Sri Lanka: Burning ship coats beaches in oil and debris
Oil and debris from a container ship on fire off the coast of Sri Lanka have coated beaches on its west coast.
Images of the beach in Negombo, a popular tourist destination, have generated outrage in the country.
The Singapore-registered X-Press Pearl was carrying chemicals and cosmetics, and has been on fire for eight days.
The Sri Lankan navy is working with the Indian navy and salvage experts to try and put it out, amid fears of a major environmental disaster.
If the ship sinks, then hundreds of tonnes of oil could leak into the sea having an adverse impact on marine life.
Rough seas and monsoonal winds are hampering the operation, officials have said.
Sri Lanka Ports Authority Chairman Daya Rathnayake told BBC Sinhala's Ranga Sirilal that the fire had been contained, but they could not get on board the vessel because it was still too hot.

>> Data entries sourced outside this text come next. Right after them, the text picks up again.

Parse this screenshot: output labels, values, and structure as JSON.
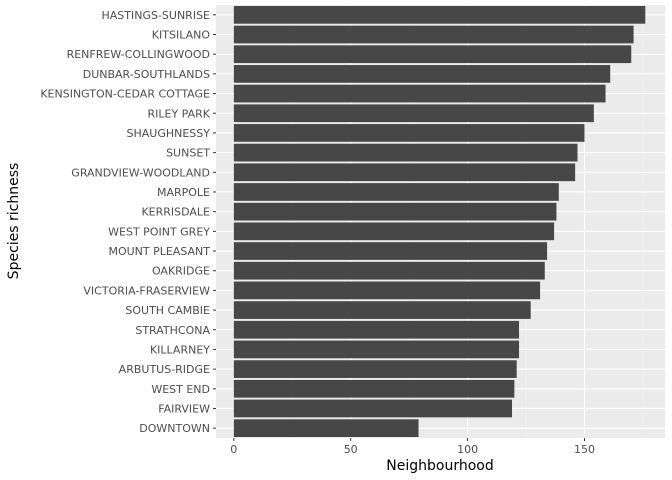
{
  "chart_data": {
    "type": "bar",
    "orientation": "horizontal",
    "categories": [
      "HASTINGS-SUNRISE",
      "KITSILANO",
      "RENFREW-COLLINGWOOD",
      "DUNBAR-SOUTHLANDS",
      "KENSINGTON-CEDAR COTTAGE",
      "RILEY PARK",
      "SHAUGHNESSY",
      "SUNSET",
      "GRANDVIEW-WOODLAND",
      "MARPOLE",
      "KERRISDALE",
      "WEST POINT GREY",
      "MOUNT PLEASANT",
      "OAKRIDGE",
      "VICTORIA-FRASERVIEW",
      "SOUTH CAMBIE",
      "STRATHCONA",
      "KILLARNEY",
      "ARBUTUS-RIDGE",
      "WEST END",
      "FAIRVIEW",
      "DOWNTOWN"
    ],
    "values": [
      176,
      171,
      170,
      161,
      159,
      154,
      150,
      147,
      146,
      139,
      138,
      137,
      134,
      133,
      131,
      127,
      122,
      122,
      121,
      120,
      119,
      79
    ],
    "xlabel": "Neighbourhood",
    "ylabel": "Species richness",
    "xlim": [
      0,
      185
    ],
    "xticks": [
      0,
      50,
      100,
      150
    ],
    "grid": true,
    "colors": {
      "bar": "#474747",
      "panel_background": "#ebebeb",
      "grid_major": "#ffffff",
      "text": "#4d4d4d",
      "tick": "#333333"
    }
  }
}
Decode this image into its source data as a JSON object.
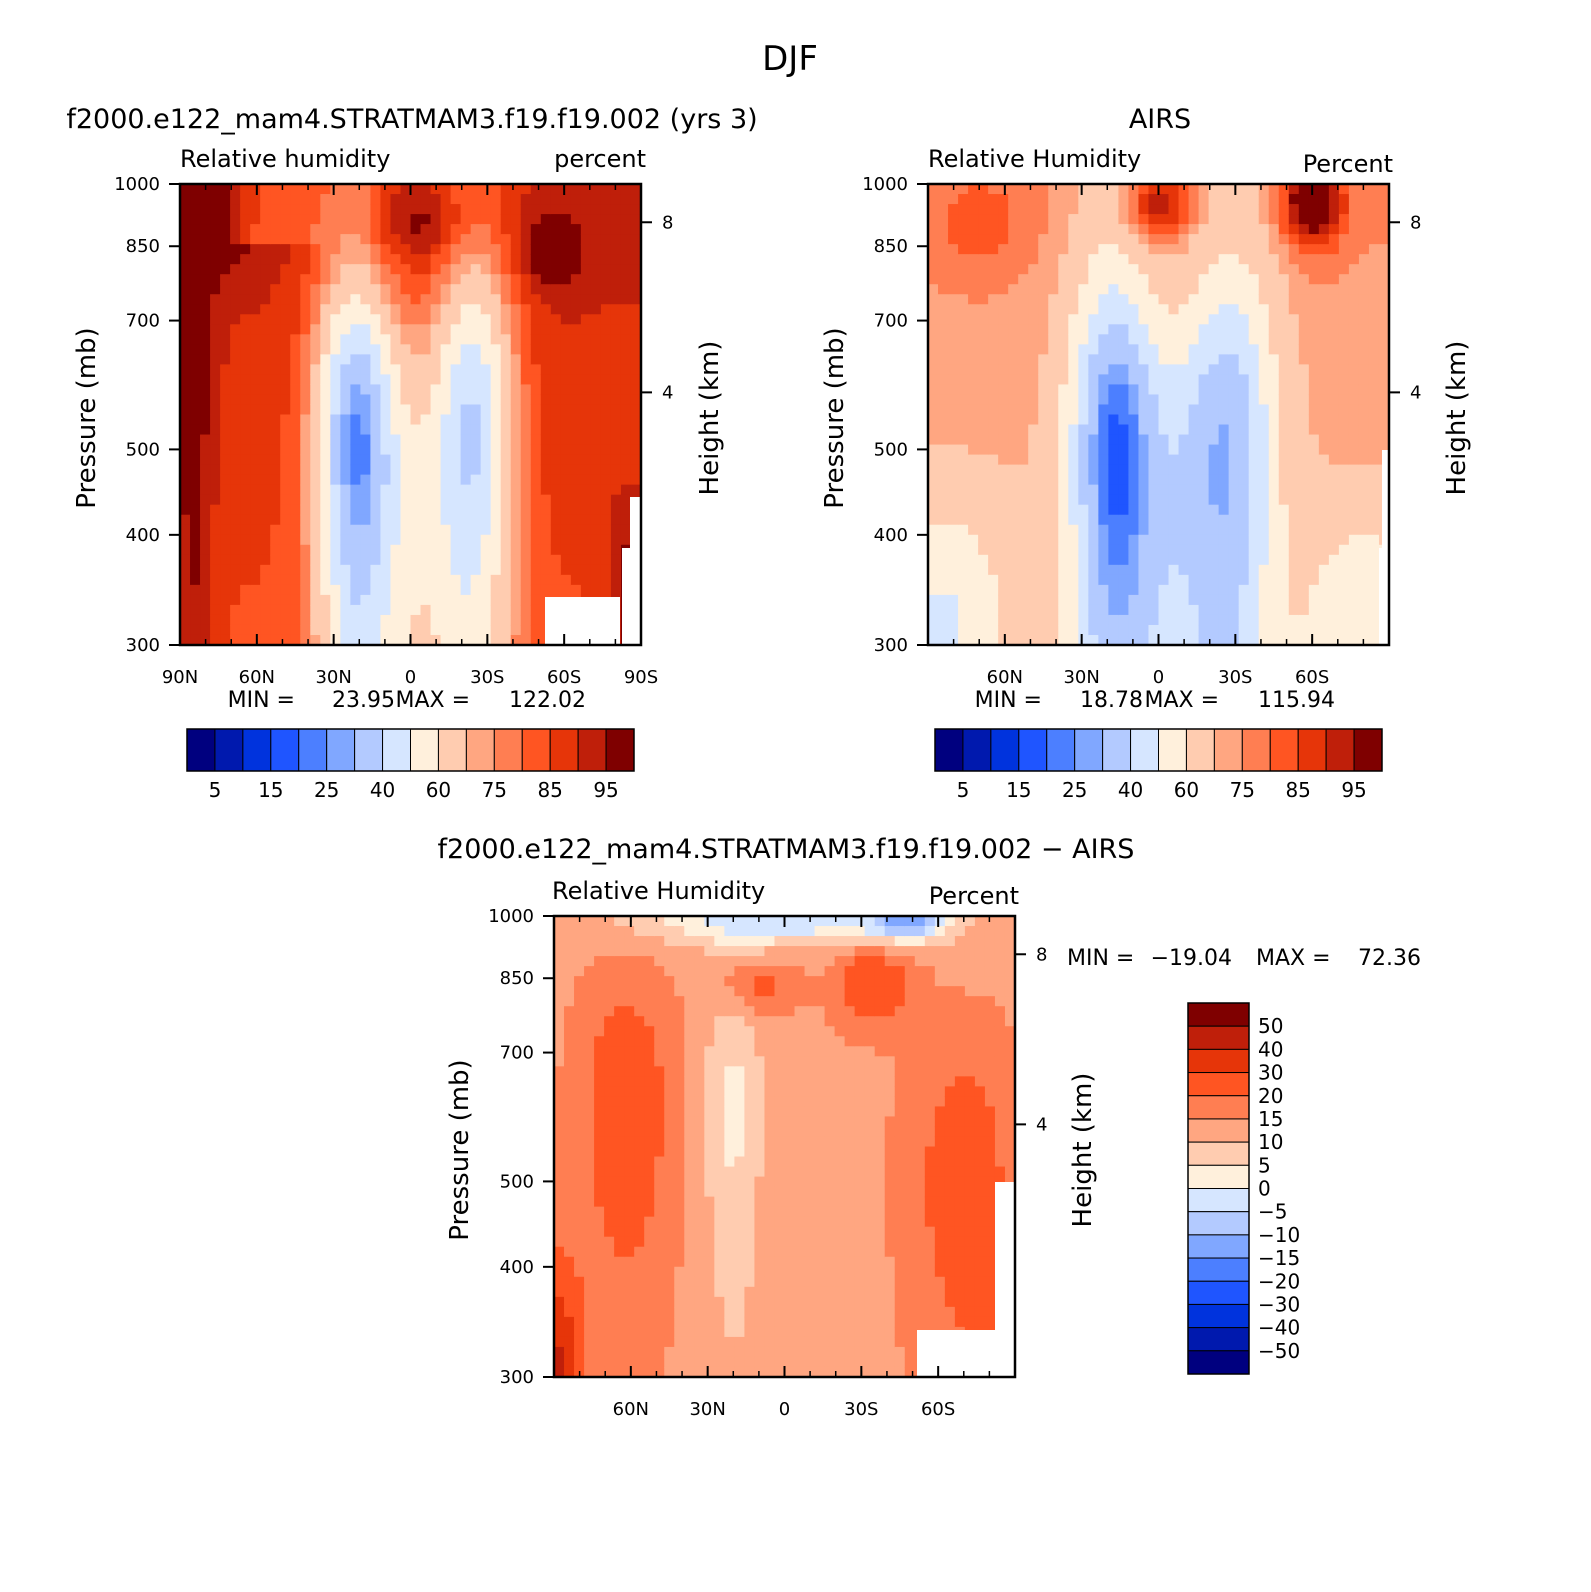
{
  "figure_title": "DJF",
  "colors": {
    "rh": [
      "#00007f",
      "#0019ae",
      "#0033dd",
      "#1f55ff",
      "#4c7fff",
      "#80a7ff",
      "#b3caff",
      "#d6e6ff",
      "#fff0dc",
      "#ffccb0",
      "#ffa681",
      "#ff7e52",
      "#ff5522",
      "#e63509",
      "#bf1f0a",
      "#7f0000"
    ],
    "diff": [
      "#00007f",
      "#0019ae",
      "#0033dd",
      "#1f55ff",
      "#4c7fff",
      "#80a7ff",
      "#b3caff",
      "#d6e6ff",
      "#fff0dc",
      "#ffccb0",
      "#ffa681",
      "#ff7e52",
      "#ff5522",
      "#e63509",
      "#bf1f0a",
      "#7f0000"
    ]
  },
  "chart_data": [
    {
      "type": "heatmap",
      "title": "f2000.e122_mam4.STRATMAM3.f19.f19.002 (yrs 3)",
      "left_label": "Relative humidity",
      "right_label": "percent",
      "xlabel": "",
      "ylabel": "Pressure (mb)",
      "y2label": "Height (km)",
      "x_ticks": [
        "90N",
        "60N",
        "30N",
        "0",
        "30S",
        "60S",
        "90S"
      ],
      "x_tick_values": [
        -90,
        -60,
        -30,
        0,
        30,
        60,
        90
      ],
      "xlim": [
        -90,
        90
      ],
      "y_ticks": [
        "300",
        "400",
        "500",
        "700",
        "850",
        "1000"
      ],
      "y_tick_values": [
        300,
        400,
        500,
        700,
        850,
        1000
      ],
      "ylim": [
        1000,
        300
      ],
      "y2_ticks": [
        "8",
        "4"
      ],
      "stats": {
        "min_label": "MIN =",
        "min": "23.95",
        "max_label": "MAX =",
        "max": "122.02"
      },
      "colorbar_labels": [
        "5",
        "15",
        "25",
        "40",
        "60",
        "75",
        "85",
        "95"
      ],
      "field": "model_rh"
    },
    {
      "type": "heatmap",
      "title": "AIRS",
      "left_label": "Relative Humidity",
      "right_label": "Percent",
      "xlabel": "",
      "ylabel": "Pressure (mb)",
      "y2label": "Height (km)",
      "x_ticks": [
        "60N",
        "30N",
        "0",
        "30S",
        "60S"
      ],
      "x_tick_values": [
        -60,
        -30,
        0,
        30,
        60
      ],
      "xlim": [
        -90,
        90
      ],
      "y_ticks": [
        "300",
        "400",
        "500",
        "700",
        "850",
        "1000"
      ],
      "y_tick_values": [
        300,
        400,
        500,
        700,
        850,
        1000
      ],
      "ylim": [
        1000,
        300
      ],
      "y2_ticks": [
        "8",
        "4"
      ],
      "stats": {
        "min_label": "MIN =",
        "min": "18.78",
        "max_label": "MAX =",
        "max": "115.94"
      },
      "colorbar_labels": [
        "5",
        "15",
        "25",
        "40",
        "60",
        "75",
        "85",
        "95"
      ],
      "field": "airs_rh"
    },
    {
      "type": "heatmap",
      "title": "f2000.e122_mam4.STRATMAM3.f19.f19.002 − AIRS",
      "left_label": "Relative Humidity",
      "right_label": "Percent",
      "xlabel": "",
      "ylabel": "Pressure (mb)",
      "y2label": "Height (km)",
      "x_ticks": [
        "60N",
        "30N",
        "0",
        "30S",
        "60S"
      ],
      "x_tick_values": [
        -60,
        -30,
        0,
        30,
        60
      ],
      "xlim": [
        -90,
        90
      ],
      "y_ticks": [
        "300",
        "400",
        "500",
        "700",
        "850",
        "1000"
      ],
      "y_tick_values": [
        300,
        400,
        500,
        700,
        850,
        1000
      ],
      "ylim": [
        1000,
        300
      ],
      "y2_ticks": [
        "8",
        "4"
      ],
      "stats": {
        "min_label": "MIN =",
        "min": "−19.04",
        "max_label": "MAX =",
        "max": "72.36"
      },
      "colorbar_labels": [
        "50",
        "40",
        "30",
        "20",
        "15",
        "10",
        "5",
        "0",
        "−5",
        "−10",
        "−15",
        "−20",
        "−30",
        "−40",
        "−50"
      ],
      "field": "diff"
    }
  ]
}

The navy wants to tow the ship into deeper waters, but Mr Rathnayake said that experts first had to assess its structure to see if that would be possible.
Apart from being a tourist destination, the main occupation for many in Negombo is fishing, which means a larger oil spill would be a double blow to the town.
Fishing has been banned for now.
The plastic pellet problem
Although there is already oil coating the beaches, the bigger problem at the moment is debris, mostly comprising tiny plastic pellets. It has now spread to other towns along Sri Lanka's western coastline.
Environmentalist Prof Jagath Gunawarnadena told BBC Sinhala that the danger of these pellets was that they float and eventually break up in the sea, which meant that they would release a lot of microplastic fragments that would be detrimental to marine life.
The chairman of Sri Lanka's Marine Environment Protection Authority (MEPA) Dharshani Lahandapura told the AFP news agency that the crew had known of a nitric acid leak aboard the vessel even before it entered Sri Lankan waters, and the fire could have been avoided if they acted promptly.
Officials have lodged a police complaint against the captain of the ship, who was rescued along with other crew members on Tuesday.
X-Press Shipping - the Singapore based company which owns the vessel - confirmed the crew was aware of the leak, but say they were denied permission by both Qatar and India to leave the ship there before the fire broke out.
News that Sri Lanka allowed the vessel to enter the country's waters after it was rejected by two other nations has led to anger on social media.
Soldiers have begun clean-up operations on the beaches but if the ship sinks, it will be a much more complex task.
"Our best option is to clean the beach and we suspect any clearing operation will take a few weeks, if not months," Ms Lahandapura was quoted as saying.
She also told local media that officials would begin testing air and water quality amid concerns that the fumes from the ship could have adverse health effects on residents.